Petrocardium Temporal range: Middle to Late Paleocene ~60–58 Ma PreꞒ Ꞓ O S D C P T J K Pg N ↓

Scientific classification
- Kingdom: Plantae
- Clade: Tracheophytes
- Clade: Angiosperms
- Clade: Monocots
- Order: Alismatales
- Family: Araceae
- Genus: †Petrocardium Herrera et al. (2008)
- Type species: P. wayuuorum
- Species: P. cerrejonense; P. wayuuorum;

= Petrocardium =

Extinct genus of flowering plants

Petrocardium is an extinct genus of monocot plants in the family Araceae. At present it contains only two species Petrocardium cerrejonense and Petrocardium wayuuorum, the type species. The genus is solely known from the Middle to Late Paleocene (about 60 to 58 Ma), Cerrejón Formation deposits in Colombia.

== History and classification ==
The genus is known only from the two holotype specimens, number ING-0902, type specimen for Petrocardium wayuuorum, and ING-0804, type specimen for Petrocardium cerrejonense. The leaves are currently residing in the collections housed by the Colombian Geological Institute in Bogotá, Colombia. Both ING-0902 and ING-0804 were collected from Cerrejón Formation exposures in the Cerrejón coal mine, located in the Ranchería Basin, Colombia. They were first studied by a group of researchers from Florida Museum of Natural History, the Smithsonian Museum of Natural History and led by Fabiany Herrera from the Smithsonian Tropical Research Institute. Herrera and associates published their 2008 type description in the American Journal of Botany.

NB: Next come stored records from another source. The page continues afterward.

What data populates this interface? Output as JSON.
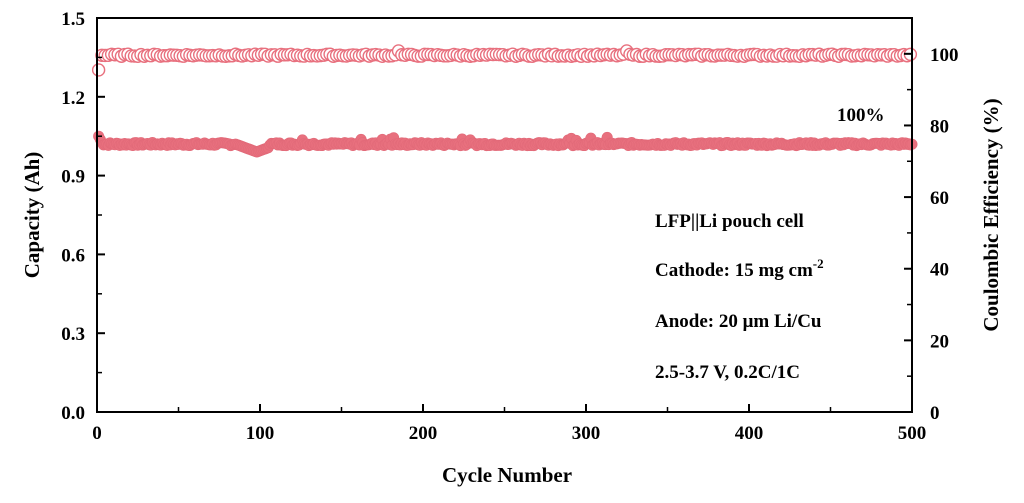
{
  "chart_data": {
    "type": "scatter",
    "title": "",
    "xlabel": "Cycle Number",
    "ylabel_left": "Capacity (Ah)",
    "ylabel_right": "Coulombic Efficiency (%)",
    "xlim": [
      0,
      500
    ],
    "ylim_left": [
      0,
      1.5
    ],
    "ylim_right": [
      0,
      110
    ],
    "x_ticks": [
      "0",
      "100",
      "200",
      "300",
      "400",
      "500"
    ],
    "y_left_ticks": [
      "0.0",
      "0.3",
      "0.6",
      "0.9",
      "1.2",
      "1.5"
    ],
    "y_right_ticks": [
      "0",
      "20",
      "40",
      "60",
      "80",
      "100"
    ],
    "grid": false,
    "series": [
      {
        "axis": "left",
        "marker": "filled-circle",
        "color": "#e8707e",
        "x_range": [
          1,
          500
        ],
        "start_value": 1.05,
        "typical_value": 1.02,
        "dip_near_cycle_100": 0.99
      },
      {
        "axis": "right",
        "marker": "open-circle",
        "color": "#e8707e",
        "x_range": [
          1,
          500
        ],
        "first_value": 95.5,
        "typical_value": 99.6
      }
    ],
    "annotations": {
      "retention": "100%",
      "cell": "LFP||Li pouch cell",
      "cathode_prefix": "Cathode: 15 mg cm",
      "cathode_sup": "-2",
      "anode": "Anode: 20 μm Li/Cu",
      "conditions": "2.5-3.7 V, 0.2C/1C"
    }
  }
}
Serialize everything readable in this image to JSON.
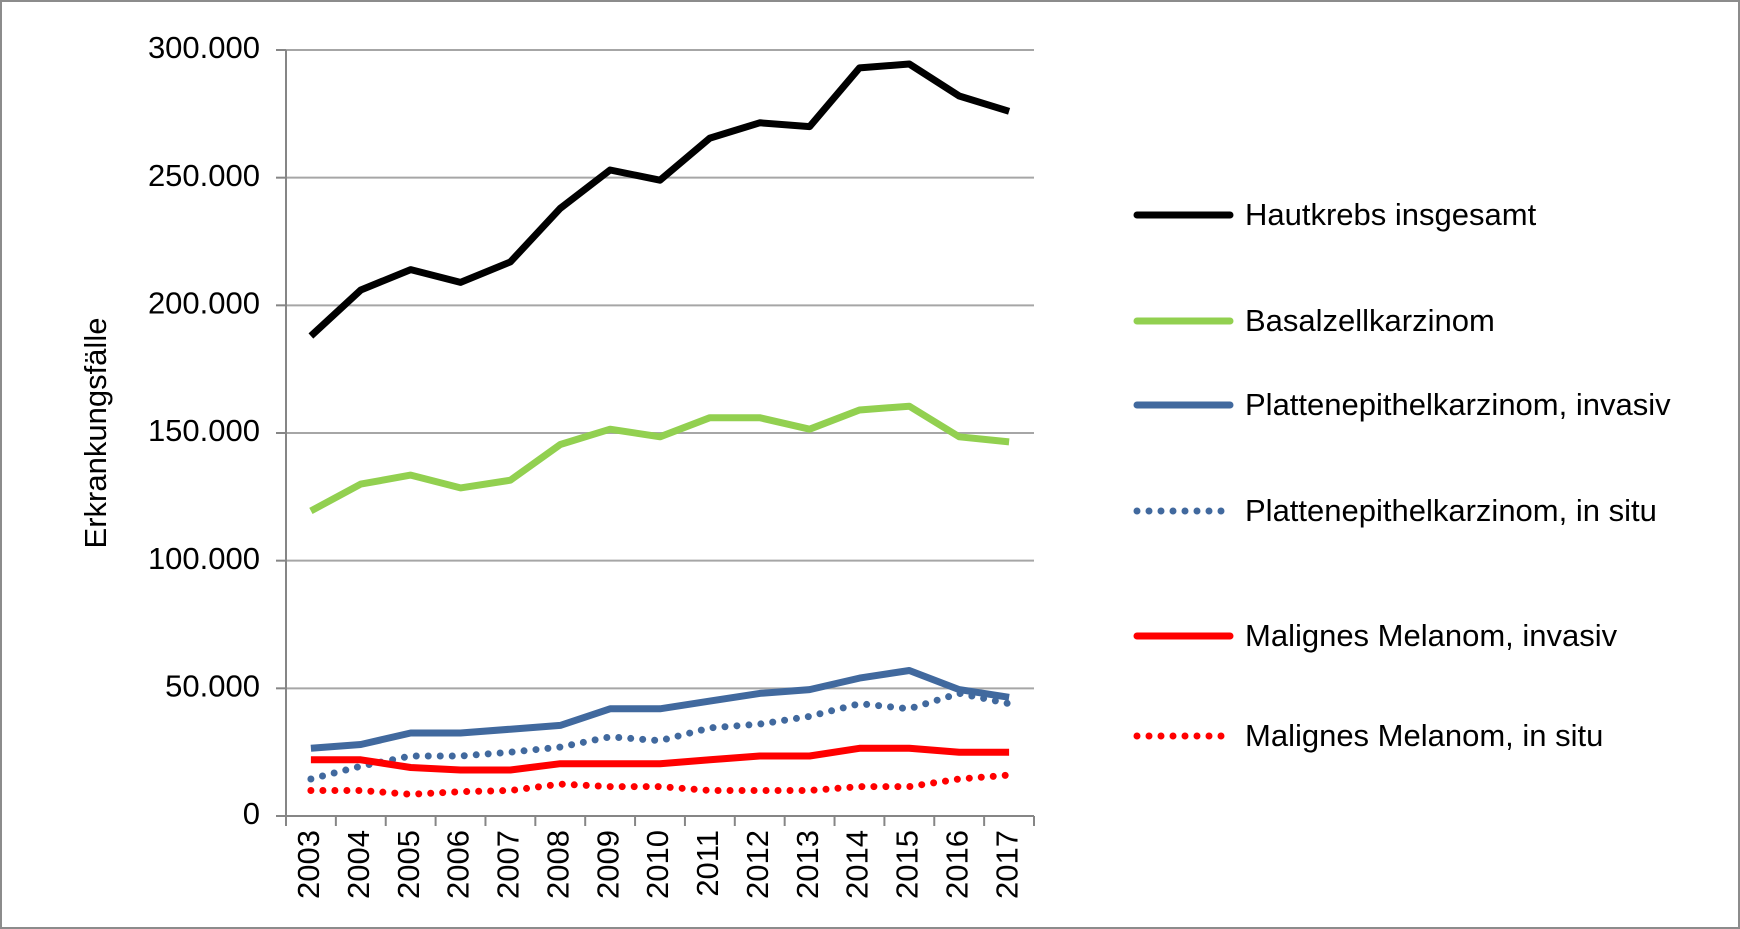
{
  "chart_data": {
    "type": "line",
    "ylabel": "Erkrankungsfälle",
    "categories": [
      "2003",
      "2004",
      "2005",
      "2006",
      "2007",
      "2008",
      "2009",
      "2010",
      "2011",
      "2012",
      "2013",
      "2014",
      "2015",
      "2016",
      "2017"
    ],
    "ylim": [
      0,
      300000
    ],
    "yticks": [
      0,
      {
        "value": 50000,
        "label": "50.000"
      },
      {
        "value": 100000,
        "label": "100.000"
      },
      {
        "value": 150000,
        "label": "150.000"
      },
      {
        "value": 200000,
        "label": "200.000"
      },
      {
        "value": 250000,
        "label": "250.000"
      },
      {
        "value": 300000,
        "label": "300.000"
      }
    ],
    "grid": true,
    "legend": "right",
    "series": [
      {
        "name": "Hautkrebs insgesamt",
        "color": "#000000",
        "style": "solid",
        "values": [
          188000,
          206000,
          214000,
          209000,
          217000,
          238000,
          253000,
          249000,
          265500,
          271500,
          270000,
          293000,
          294500,
          282000,
          276000
        ]
      },
      {
        "name": "Basalzellkarzinom",
        "color": "#92d050",
        "style": "solid",
        "values": [
          119500,
          130000,
          133500,
          128500,
          131500,
          145500,
          151500,
          148500,
          156000,
          156000,
          151500,
          159000,
          160500,
          148500,
          146500
        ]
      },
      {
        "name": "Plattenepithelkarzinom, invasiv",
        "color": "#41699e",
        "style": "solid",
        "values": [
          26500,
          28000,
          32500,
          32500,
          34000,
          35500,
          42000,
          42000,
          45000,
          48000,
          49500,
          54000,
          57000,
          49500,
          46500
        ]
      },
      {
        "name": "Plattenepithelkarzinom, in situ",
        "color": "#41699e",
        "style": "dotted",
        "values": [
          14500,
          19500,
          23500,
          23500,
          25000,
          27000,
          31000,
          29500,
          34500,
          36000,
          39000,
          44000,
          42000,
          48000,
          44000
        ]
      },
      {
        "name": "Malignes Melanom, invasiv",
        "color": "#ff0000",
        "style": "solid",
        "values": [
          22000,
          22000,
          19000,
          18000,
          18000,
          20500,
          20500,
          20500,
          22000,
          23500,
          23500,
          26500,
          26500,
          25000,
          25000
        ]
      },
      {
        "name": "Malignes Melanom, in situ",
        "color": "#ff0000",
        "style": "dotted",
        "values": [
          10000,
          10000,
          8500,
          9500,
          10000,
          12500,
          11500,
          11500,
          10000,
          10000,
          10000,
          11500,
          11500,
          14500,
          16000
        ]
      }
    ]
  }
}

The generic epithet Petrocardium is Greek in derivation and is said to be a combination of the words petro meaning "rock" and cardium which means "heart" and references the heart shaped nature of the leaf fossils in the rocks. The proper words for rock and heart in Greek are however πέτρα (petra) and καρδία (kardia). The specific epithet "wayuuorum" was chosen by the authors to honor the Wayuu Amerindian tribe which lives in the Rancheria Basin area of Colombia. The specific epithet "cerrejonense" is a derivation of Cerrejón and reflects the type locality, the Cerrejón Formation.

== Description ==
Although several angiosperm families, such as Alismataceae, and Potamogetonaceae have leaf morphologies similar to Petrocardium, its lack of the primary vein structure found in those families excludes them as relatives. Petrocardium is placed as incertae sedis within the Araceae due to the unique combination of leaf morphology characteristics present in both species. Of the modern Araceae genera, Petrocardium is most similar to the modern tropical genus Anthurium in tribe Pothoeae. However it is not close in structure to the other three genera in the tribe, Pedicellarum, Pothoidium, and Pothos. This disparity lead the research team to leave the genus unplaced as to subfamily and tribe. Overall the genus possesses entire margined leaves with a generally ovate shape. The leaf apex is long and tapers to a point, while the base is heart to arrowhead shaped. The overall depositional environment, at an estimated paleolatitude of 5 degrees North, was that of sedimentation associated with a fluvial channel area formed within a Neotropical rainforest basin.

=== Petrocardium wayuuorum ===
The single known specimen of P. wayuuorum, ING-0902, was recovered from locality 0315, a 6 m by 50 cm lens of fine grained sandstone in the Cerrejón Formation. The specimen is missing the basal portion of the leaf but shows a smooth margin in the preserved regions of the leaf blade and was either cordate or sagittate. The overall size of the leaf was 6.2 by 3.8 cm, and has a vein structure similar to that of Anthurium species that form secondary veins which group in single cluster of veins parallel to the outer margin of the leaf. This secondary vein structure is used to distinguish P. wayuuorum from P. cerrejonense.

=== Petrocardium cerrejonense ===
As with P. wayuuorum, P. cerrejonense is known from only one partial leaf and specimen ING-0804, is also from locality 0315. The specimen is incomplete with only portions of the tip and middle area of the leaf blade known. The overall size of the leaf was over 9.5 by 24.3 cm, with an acuminate tip and smooth margin. P. cerrejonense has a vein structure similar to that of Anthurium species which form secondary veins which group into two clusters of veins parallel to the outer margin of the leaf and the secondary vein structure is used to distinguish P. cerrejonense from P. wayuuorum.